= Walter T. Rea =

Seventh-day Adventist

Walter T. Rea (June 12, 1922 - August 30, 2014) was a former Seventh-day Adventist pastor who authored the book, The White Lie (1982), an account of his research into plagiarism (literary borrowing as defined by church administrators) and uncredited sources in the writings of church co-founder Ellen G. White. His findings created turmoil in the Adventist Church regarding the inspiration and authority of White, whom the church claims possessed the spiritual gift of prophecy.

== Biography ==

Rea was born in 1922. He died in August 2014. Rea was a Seventh-day Adventist pastor in Alhambra, California in the late 1960s to early 1970s and was in Long Beach, California, when he wrote The White Lie.
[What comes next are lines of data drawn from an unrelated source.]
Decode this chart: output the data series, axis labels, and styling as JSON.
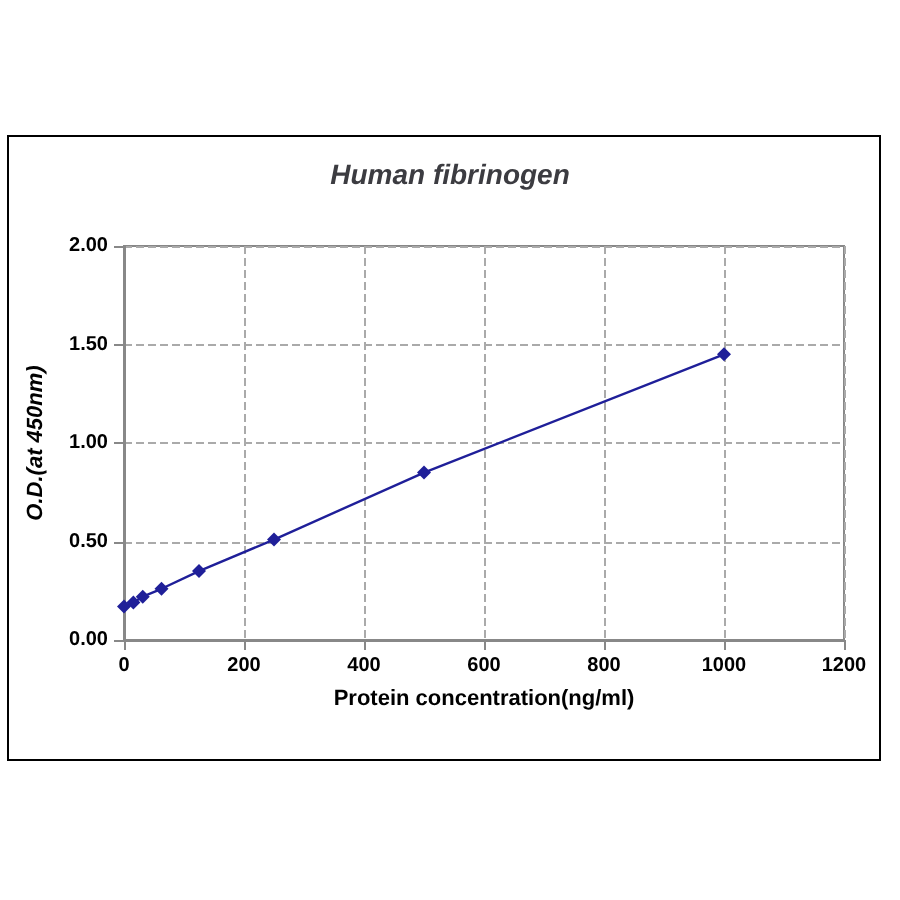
{
  "chart_data": {
    "type": "line",
    "title": "Human fibrinogen",
    "xlabel": "Protein concentration(ng/ml)",
    "ylabel": "O.D.(at 450nm)",
    "x": [
      0,
      15.6,
      31.25,
      62.5,
      125,
      250,
      500,
      1000
    ],
    "series": [
      {
        "color": "#1f1f99",
        "values": [
          0.17,
          0.19,
          0.22,
          0.26,
          0.35,
          0.51,
          0.85,
          1.45
        ]
      }
    ],
    "xlim": [
      0,
      1200
    ],
    "xticks": [
      0,
      200,
      400,
      600,
      800,
      1000,
      1200
    ],
    "ylim": [
      0,
      2
    ],
    "yticks": [
      {
        "value": 0,
        "label": "0.00"
      },
      {
        "value": 0.5,
        "label": "0.50"
      },
      {
        "value": 1,
        "label": "1.00"
      },
      {
        "value": 1.5,
        "label": "1.50"
      },
      {
        "value": 2,
        "label": "2.00"
      }
    ],
    "grid": true,
    "marker": "diamond",
    "line_style": "solid"
  }
}
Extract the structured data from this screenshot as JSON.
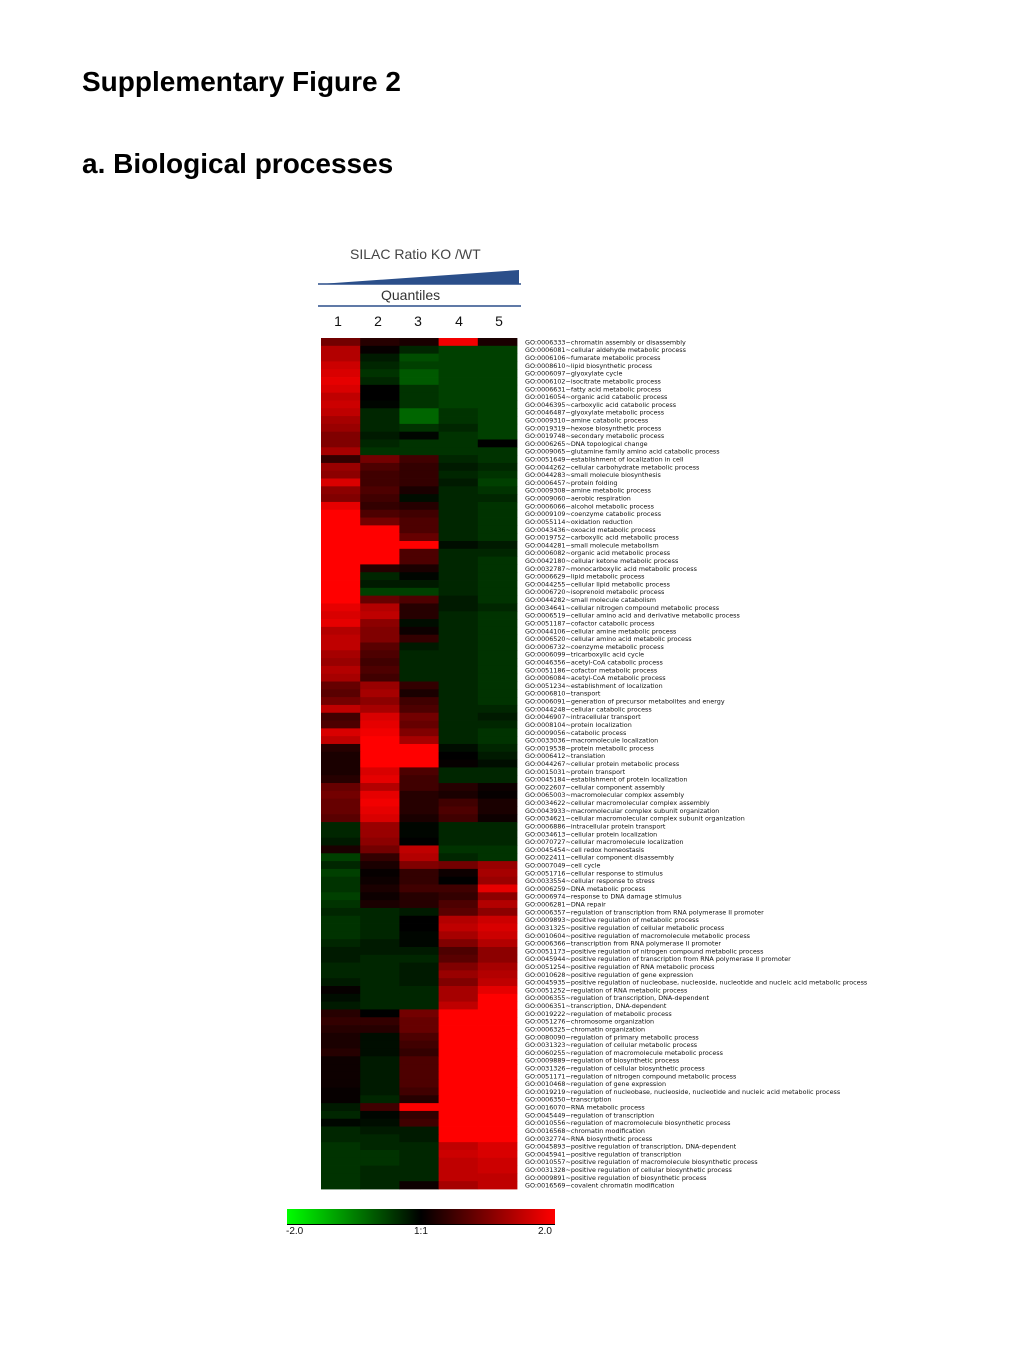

His church employment ended in 1980 after a newspaper article published an account of his findings.

=== Ellen G. White ===

While there had been earlier allegations of plagiarism against Ellen G. White, Rea's book, The White Lie, claimed that up to 80 or 90% of White's writings were plagiarized. Rea was the first to document the extent of this borrowing, citing 75 books White depended on. The Adventist denomination has responded to these charges in various venues. The church has continued to address related challenges in relation to understanding White's inspiration, questions on the extent of the literary borrowing and its distinction to plagiarism, and issues of integrity in the absence of illegality.